Notes on Statistics

Reference: Statistics for Applications

Statistical Modeling

\[\text{Complicated Process} = \text{Simple Process} + \text{Random Noise}\]

Good modeling is choosing a plausible simple process and noise distribution.

Basics

Let \(X, X_1, ... X_n\) be i.i.d. random variables from common distribution \(\mathbb{P}\) with mean \(\mu = \mathbb{E}[X]\) and variance \(\sigma^2 = \mathbb{V}[X]\).

Law of Large Number (Strong and Weak)

Sample (empirical) mean converges to true mean as number of samples increases.

\[\bar{X}_n = \frac{1}{n} \sum_{i=1}^n X_i~\underset{n\rightarrow\infty}{\overset{a.s.,\mathbb{P}}{\longrightarrow}}~\mu\]

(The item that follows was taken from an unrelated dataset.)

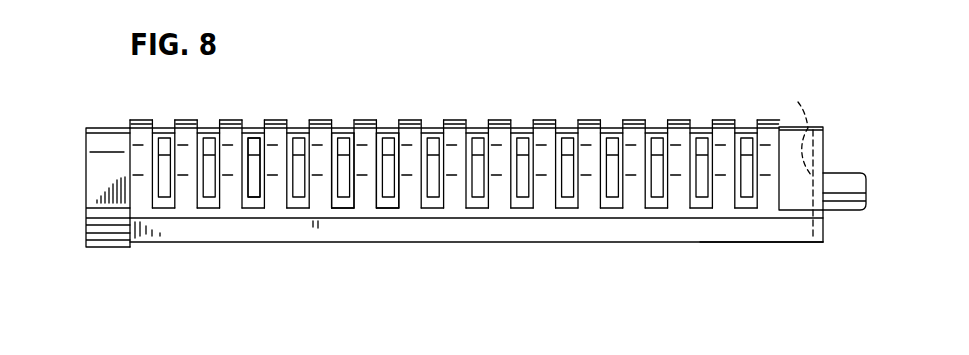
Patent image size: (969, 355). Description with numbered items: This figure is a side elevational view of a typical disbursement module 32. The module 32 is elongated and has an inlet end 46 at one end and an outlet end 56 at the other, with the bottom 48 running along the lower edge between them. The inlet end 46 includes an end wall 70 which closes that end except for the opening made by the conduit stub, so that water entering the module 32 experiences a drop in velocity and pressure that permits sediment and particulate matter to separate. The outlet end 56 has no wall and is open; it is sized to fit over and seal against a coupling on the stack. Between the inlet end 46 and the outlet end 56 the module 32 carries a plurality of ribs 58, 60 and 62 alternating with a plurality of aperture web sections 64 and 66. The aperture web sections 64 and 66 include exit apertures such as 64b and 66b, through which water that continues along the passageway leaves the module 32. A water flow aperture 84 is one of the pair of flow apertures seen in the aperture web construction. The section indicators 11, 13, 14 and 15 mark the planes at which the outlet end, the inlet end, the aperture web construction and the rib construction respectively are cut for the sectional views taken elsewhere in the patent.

We can say \(\bar{X}_n\) is a strongly consistent estimator of \(\mu\).

Variance of \(\bar{X}_n\) is:

\[\mathbb{V}[\bar{X}_n] = \frac{\sigma^2}{n}\]

Central Limit Theorem

We already know the mean and variance of the \(\bar{X}_n\), CLT tells us that it has the normal distribution.

\[\sqrt{n}\left(\frac{\bar{X}_n - \mu}{\sigma}\right)~\underset{n \rightarrow \infty}{\overset{(d)}{\longrightarrow}}~\mathcal{N}(0, 1)\]

or:

\[\bar{X}_n~\underset{n \rightarrow \infty}{\overset{(d)}{\longrightarrow}}~\mathcal{N}(\mu, \frac{\sigma^2}{n})\]

or:

\[\lim_{n\rightarrow\infty} \mathbb{P}[\bar{X}_n-\mu \le x] = \Phi(\frac{\sqrt n x}{\sigma})\]

Where \(\Phi\) is the CDF of standard normal distribution.

Confidence Interval

So for large enough \(n\) we can derive:

\[\mathbb{P}[|\bar{X}_n-\mu| \le \epsilon] \approx 2\Phi(\frac{\sqrt n \epsilon}{\sigma}) - 1 = 1 - \alpha\]

Solving the right hand side equation for \(\epsilon\) we have:

\[\epsilon = \frac{\sigma}{\sqrt{n}}q\left(1 - \frac{\alpha}{2}\right)\]

where \(q = \Phi^{-1}\) is the quantile function of the standard gaussian distribution.

In another form:

\[\mathbb{P}\left[\mu - \frac{\sigma}{\sqrt{n}}q_{\frac{\alpha}{2}} < \bar{X}_n \le \mu+\frac{\sigma}{\sqrt{n}}q_{\frac{\alpha}{2}}\right] = 1 - \alpha\]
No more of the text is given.